Comment construire et analyser un bon abord au saut ?

Je le dis souvent à l’élevage comme au centre : un bon abord se prépare bien avant de monter en selle. La reconnaissance de parcours, c’est non-négociable. Tu dois visualiser chaque ligne, anticiper les difficultés, prévoir comment tu relanceras après une combinaison en descente et comment tu pousseras dans une montée. À la fin de ta reconnaissance, tu dois pouvoir parcourir le circuit entier les yeux fermés.

Les indicateurs techniques à surveiller

La cadence, analysée sur les 5 dernières foulées avant l’obstacle, donne des informations précieuses. Une cadence stable se situe entre 90 et 110 foulées par minute au galop. Une cadence qui chute signale un cheval qui se recule de la barre. Une cadence croissante trahit un cheval qui précipite, souvent au détriment de l’équilibre.

Le décalage latéral est un autre indicateur clé. Entre 0° et 1°, le cheval reste parfaitement droit. Au-delà de 10°, le décalage devient problématique. Sur 3 séances successives, plus de 5 sauts avec un décalage notable signale un problème récurrent, souvent lié à une asymétrie du cavalier ou à une gêne physique chez le cheval. La symétrie de poussée des postérieurs doit rester proche de 50/50 : en dessous de 5% d’écart, on surveille attentivement.

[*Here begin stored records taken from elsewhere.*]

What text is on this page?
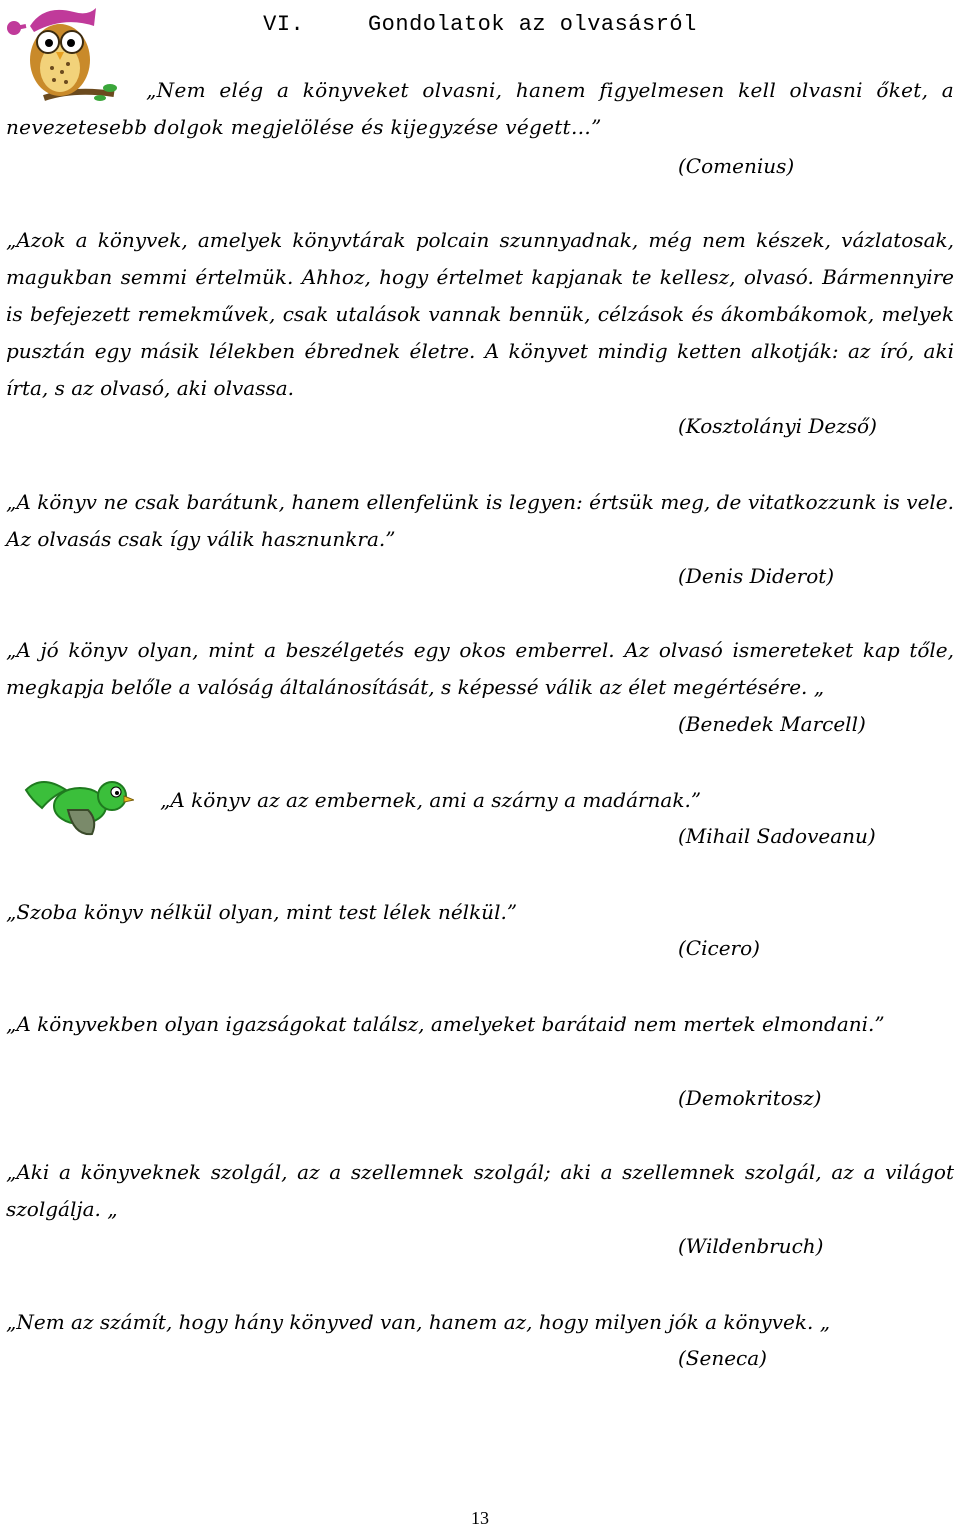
VI.	Gondolatok az olvasásról
„Nem elég a könyveket olvasni, hanem figyelmesen kell olvasni őket, a nevezetesebb dolgok megjelölése és kijegyzése végett…”
(Comenius)
„Azok a könyvek, amelyek könyvtárak polcain szunnyadnak, még nem készek, vázlatosak, magukban semmi értelmük. Ahhoz, hogy értelmet kapjanak te kellesz, olvasó. Bármennyire is befejezett remekművek, csak utalások vannak bennük, célzások és ákombákomok, melyek pusztán egy másik lélekben ébrednek életre. A könyvet mindig ketten alkotják: az író, aki írta, s az olvasó, aki olvassa.
(Kosztolányi Dezső)
„A könyv ne csak barátunk, hanem ellenfelünk is legyen: értsük meg, de vitatkozzunk is vele. Az olvasás csak így válik hasznunkra.”
(Denis Diderot)
„A jó könyv olyan, mint a beszélgetés egy okos emberrel. Az olvasó ismereteket kap tőle, megkapja belőle a valóság általánosítását, s képessé válik az élet megértésére. „
(Benedek Marcell)
„A könyv az az embernek, ami a szárny a madárnak.”
(Mihail Sadoveanu)
„Szoba könyv nélkül olyan, mint test lélek nélkül.”
(Cicero)
„A könyvekben olyan igazságokat találsz, amelyeket barátaid nem mertek elmondani.”
(Demokritosz)
„Aki a könyveknek szolgál, az a szellemnek szolgál; aki a szellemnek szolgál, az a világot szolgálja. „
(Wildenbruch)
„Nem az számít, hogy hány könyved van, hanem az, hogy milyen jók a könyvek. „
(Seneca)
13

Corriger un mauvais abord sans perdre confiance

Commencer sur des barres au sol, puis sur de petits obstacles : c’est la progression naturelle. Compter les foulées à voix haute aide à mieux visualiser le rythme et à réagir plus tôt. Si le cheval coupe les tournants, renforcer le contact dans la rêne extérieure et utiliser la jambe intérieure pour tenir l’épaule. Face à un cheval qui charge, le demi-arrêt, bref et ferme, remet les choses en place sans créer de tension.

Ne jamais confondre vitesse et impulsion. Un cheval rapide mais déséquilibré, pesant sur la main, enchaîne les fautes. Un cheval dans l’impulsion, postérieurs engagés sous la masse, dos tendu, saute facilement même à hauteur modérée. C’est la vraie clé d’un abord au saut réussi.

Enfin, préserver la santé de ta monture passe aussi par le dosage du travail : 50 sauts par séance maximum et 80 par semaine. Sur des parcours de 12 à 15 obstacles au-delà de 130 cm, l’énergie absorbée à la réception dépasse facilement 70 kJ. C’est un seuil à ne pas ignorer si tu veux garder ton cheval en forme longtemps.